Perrone a quel punto gira la richiesta a Vincenzo Casillo, padre dei fratelli, e apre una mediazione con l’avvocato, chiedendo un «segnale»: «Lui (l’avvocato, ndr) mi rispose che trovava il modo per far scarcerare Cardenia, dandoci così un segnale su quanto era in grado di fare. In effetti Casillo Cardenia venne scarcerata di li a qualche ora e la mattina dopo mi recai nuovamente dal Miranda al quale consegnai una importante cifra di denaro che avevo ricevuto poco prima da Vincenzo e che ora non ricordo a quanto ammontasse, rassicurandolo sul fatto che stavamo recuperando gli altri soldi. Il denaro era custodito in una busta di carta chiusa ed erano parecchie migliaia di euro, non so dirvi esattamente quanti».

«La mattina del giorno 11 gennaio 2006 - prosegue il racconto di Enzo Perrone - ho consegnato l’altro denaro a Miranda ed il pomeriggio dello stesso giorno sono stati scarcerati sia Pasquale che Beniamino che furono ammessi agli arresti domiciliari per altre due settimane se non ricordo male. (...) Vincenzo Casillo si impegnò e riuscì a recuperare la cifra di 400mila euro che ho recapitato in diverse tranche e nel giro di una decina di giorni al Miranda. L’ultima tranche l’ho versata il giorno prima che venisse scarcerato Francesco. Miranda si lamentò perché non stavamo mantenendo i patti ed io riferii che non avevo più la possibilità di accontentarlo per quanto riferitomi dal Vincenzo Casillo.

Il giorno in cui Francesco è uscito, siamo andati a prenderlo io Beniamino e Pasquale e dopo essere rimasto vicino a loro ancora una decina di giorni dopo mi sono dedicato alla mia attività. So per certo che Pasquale Casillo ha corrisposto in seguito, sia all’avvocato Miranda che al Tandoi, la cifra di 75mila cadauno a titolo di onorario dagli stessi legali richiesti. Mi consta che sia stata anche emessa fattura da parte dei due avvocati».

«400MILA EURO»
«Sostanzialmente - è la chiosa di Francesco Casillo - io sono rimasto recluso il tempo necessario a mio padre ed a Enzo Perrone di reperire e recapitare la cifra di 400mila euro al Miranda.
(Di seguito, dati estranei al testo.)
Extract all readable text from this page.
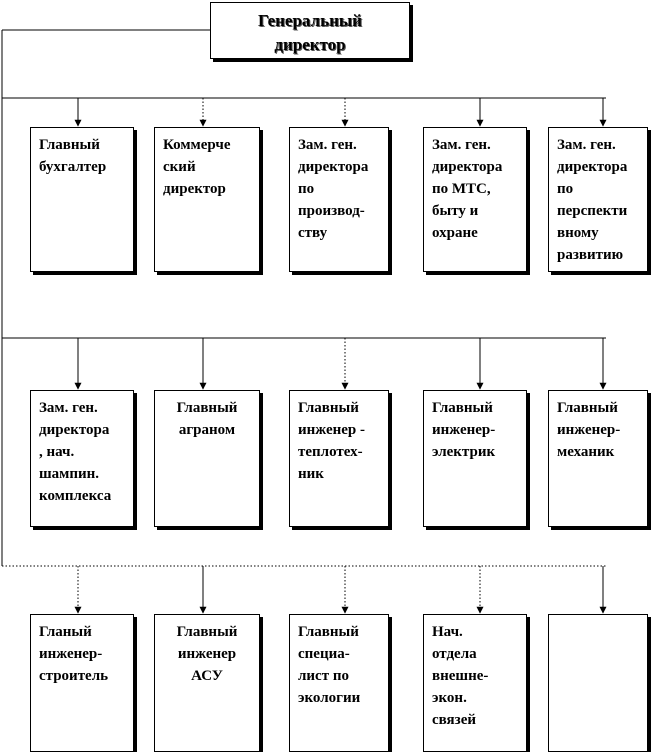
Генеральный
директор
Главный
бухгалтер
Коммерче
ский
директор
Зам. ген.
директора
по
производ-
ству
Зам. ген.
директора
по МТС,
быту и
охране
Зам. ген.
директора
по
перспекти
вному
развитию
Зам. ген.
директора
, нач.
шампин.
комплекса
Главный
аграном
Главный
инженер -
теплотех-
ник
Главный
инженер-
электрик
Главный
инженер-
механик
Гланый
инженер-
строитель
Главный
инженер
АСУ
Главный
специа-
лист по
экологии
Нач.
отдела
внешне-
экон.
связей
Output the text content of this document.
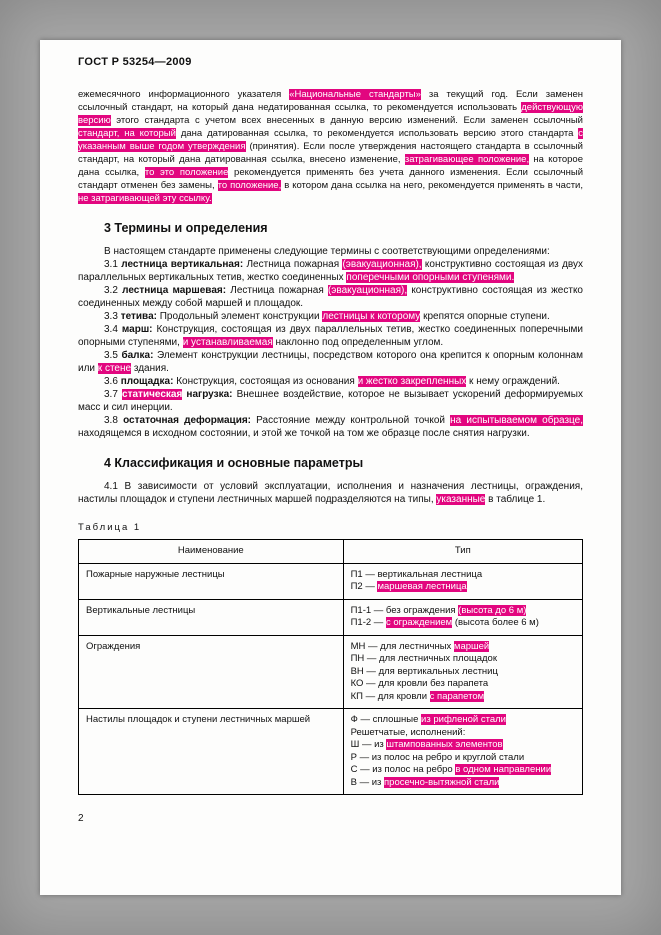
ГОСТ Р 53254—2009

ежемесячного информационного указателя «Национальные стандарты» за текущий год. Если заменен ссылочный стандарт, на который дана недатированная ссылка, то рекомендуется использовать действующую версию этого стандарта с учетом всех внесенных в данную версию изменений. Если заменен ссылочный стандарт, на который дана датированная ссылка, то рекомендуется использовать версию этого стандарта с указанным выше годом утверждения (принятия). Если после утверждения настоящего стандарта в ссылочный стандарт, на который дана датированная ссылка, внесено изменение, затрагивающее положение, на которое дана ссылка, то это положение рекомендуется применять без учета данного изменения. Если ссылочный стандарт отменен без замены, то положение, в котором дана ссылка на него, рекомендуется применять в части, не затрагивающей эту ссылку.

3 Термины и определения

В настоящем стандарте применены следующие термины с соответствующими определениями:

3.1 лестница вертикальная: Лестница пожарная (эвакуационная), конструктивно состоящая из двух параллельных вертикальных тетив, жестко соединенных поперечными опорными ступенями.

3.2 лестница маршевая: Лестница пожарная (эвакуационная), конструктивно состоящая из жестко соединенных между собой маршей и площадок.

3.3 тетива: Продольный элемент конструкции лестницы к которому крепятся опорные ступени.

3.4 марш: Конструкция, состоящая из двух параллельных тетив, жестко соединенных поперечными опорными ступенями, и устанавливаемая наклонно под определенным углом.

3.5 балка: Элемент конструкции лестницы, посредством которого она крепится к опорным колоннам или к стене здания.

3.6 площадка: Конструкция, состоящая из основания и жестко закрепленных к нему ограждений.

3.7 статическая нагрузка: Внешнее воздействие, которое не вызывает ускорений деформируемых масс и сил инерции.

3.8 остаточная деформация: Расстояние между контрольной точкой на испытываемом образце, находящемся в исходном состоянии, и этой же точкой на том же образце после снятия нагрузки.

4 Классификация и основные параметры

4.1 В зависимости от условий эксплуатации, исполнения и назначения лестницы, ограждения, настилы площадок и ступени лестничных маршей подразделяются на типы, указанные в таблице 1.

Таблица 1
Наименование	Тип
Пожарные наружные лестницы	П1 — вертикальная лестница
П2 — маршевая лестница

Вертикальные лестницы	П1-1 — без ограждения (высота до 6 м)
П1-2 — с ограждением (высота более 6 м)

Ограждения	МН — для лестничных маршей
ПН — для лестничных площадок
ВН — для вертикальных лестниц
КО — для кровли без парапета
КП — для кровли с парапетом

Настилы площадок и ступени лестничных маршей	Ф — сплошные из рифленой стали
Решетчатые, исполнений:
Ш — из штампованных элементов
Р — из полос на ребро и круглой стали
С — из полос на ребро в одном направлении
В — из просечно-вытяжной стали
2
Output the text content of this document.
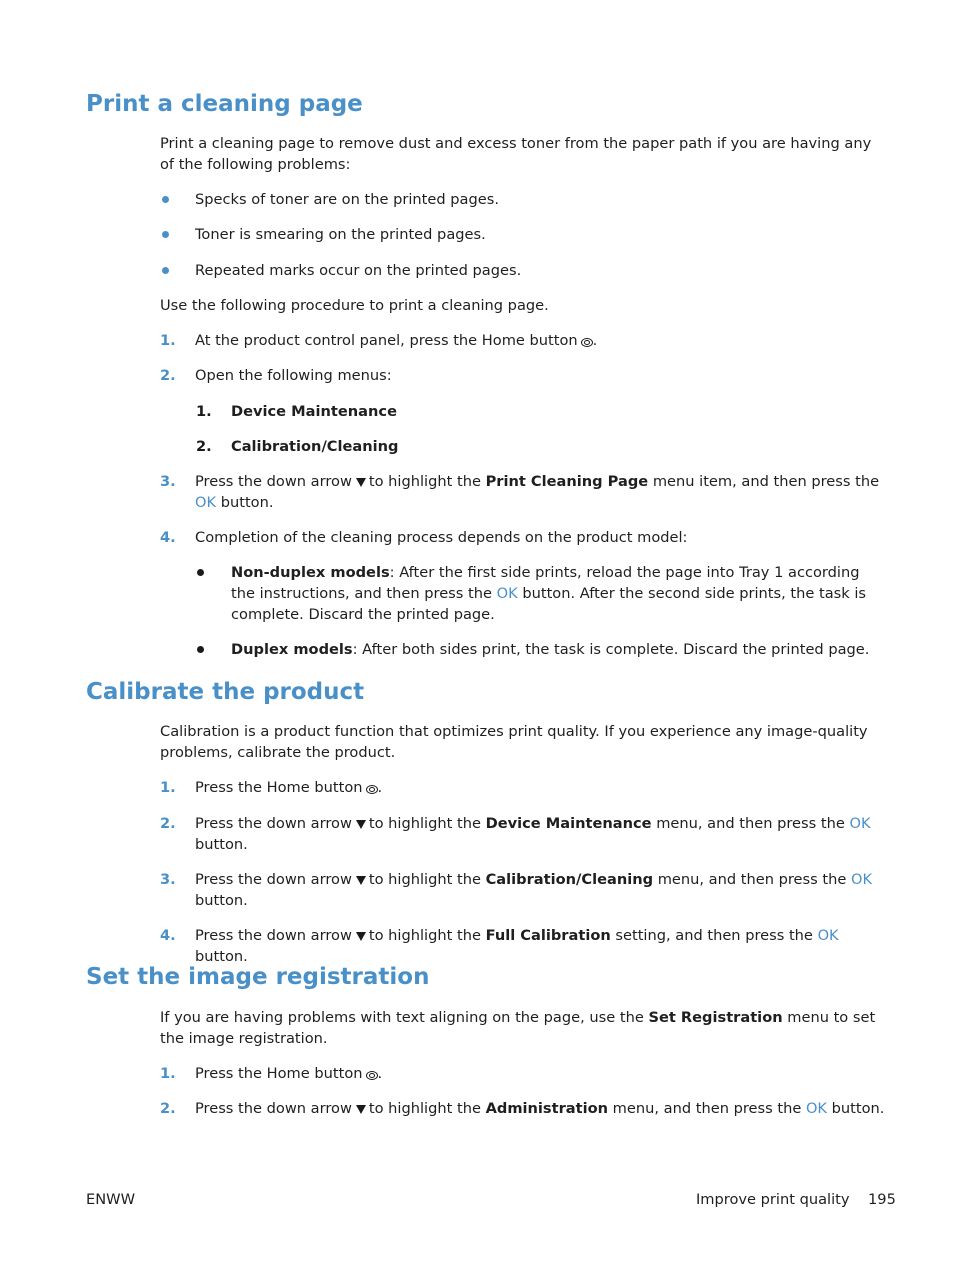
Print a cleaning page

Print a cleaning page to remove dust and excess toner from the paper path if you are having any of the following problems:

Specks of toner are on the printed pages.

Toner is smearing on the printed pages.

Repeated marks occur on the printed pages.

Use the following procedure to print a cleaning page.

1. At the product control panel, press the Home button .

2. Open the following menus:

1. Device Maintenance

2. Calibration/Cleaning

3. Press the down arrow to highlight the Print Cleaning Page menu item, and then press the OK button.

4. Completion of the cleaning process depends on the product model:

Non-duplex models: After the first side prints, reload the page into Tray 1 according the instructions, and then press the OK button. After the second side prints, the task is complete. Discard the printed page.

Duplex models: After both sides print, the task is complete. Discard the printed page.

Calibrate the product

Calibration is a product function that optimizes print quality. If you experience any image-quality problems, calibrate the product.

1. Press the Home button .

2. Press the down arrow to highlight the Device Maintenance menu, and then press the OK
button.

3. Press the down arrow to highlight the Calibration/Cleaning menu, and then press the OK
button.

4. Press the down arrow to highlight the Full Calibration setting, and then press the OK button.

Set the image registration

If you are having problems with text aligning on the page, use the Set Registration menu to set the image registration.

1. Press the Home button .

2. Press the down arrow to highlight the Administration menu, and then press the OK button.

ENWW	Improve print quality 195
Da mio fratello Pasquale ho saputo solo che abbiamo pagato e non ha aggiunto altro, anche per non aprire una ferita che ha segnato indelebilmente la nostra esistenza». La vicenda era già nota, per essere stata raccontata dallo stesso Casillo in una intervista a «Repubblica». Ma davanti ai carabinieri, il re del grano aggiunge un altro tassello al racconto: Savasta gli avrebbe imposto di chiedere il patteggiamento (poi respinto dal gip).

«Se non avessi richiesto il patteggiamento, lui avrebbe chiamato tutte le banche per far chiudere i conti alle nostre aziende, avrebbe chiamato il Gico della Gdf per far controllare la nostra azienda e farla rivoltare come un calzino e (...) avrebbe aggiunto altri capi di imputazione in modo da celebrare il processo in corte d’Assise». E non basta. Francesco Casillo racconta ancora che «prima dell’inizio dell’udienza preliminare fui avvicinato da D’Introno Vincenzo padre di Flavio d’Introno. Costui mi venne a trovare in azienda e dopo esserci appartati, mi disse che potevo risolvere il mio processo "pagando" grazie alla sua intercessione. Lo minacciai che se avesse continuato a chiedermi una cosa del genere l’avrei fatto arrestare».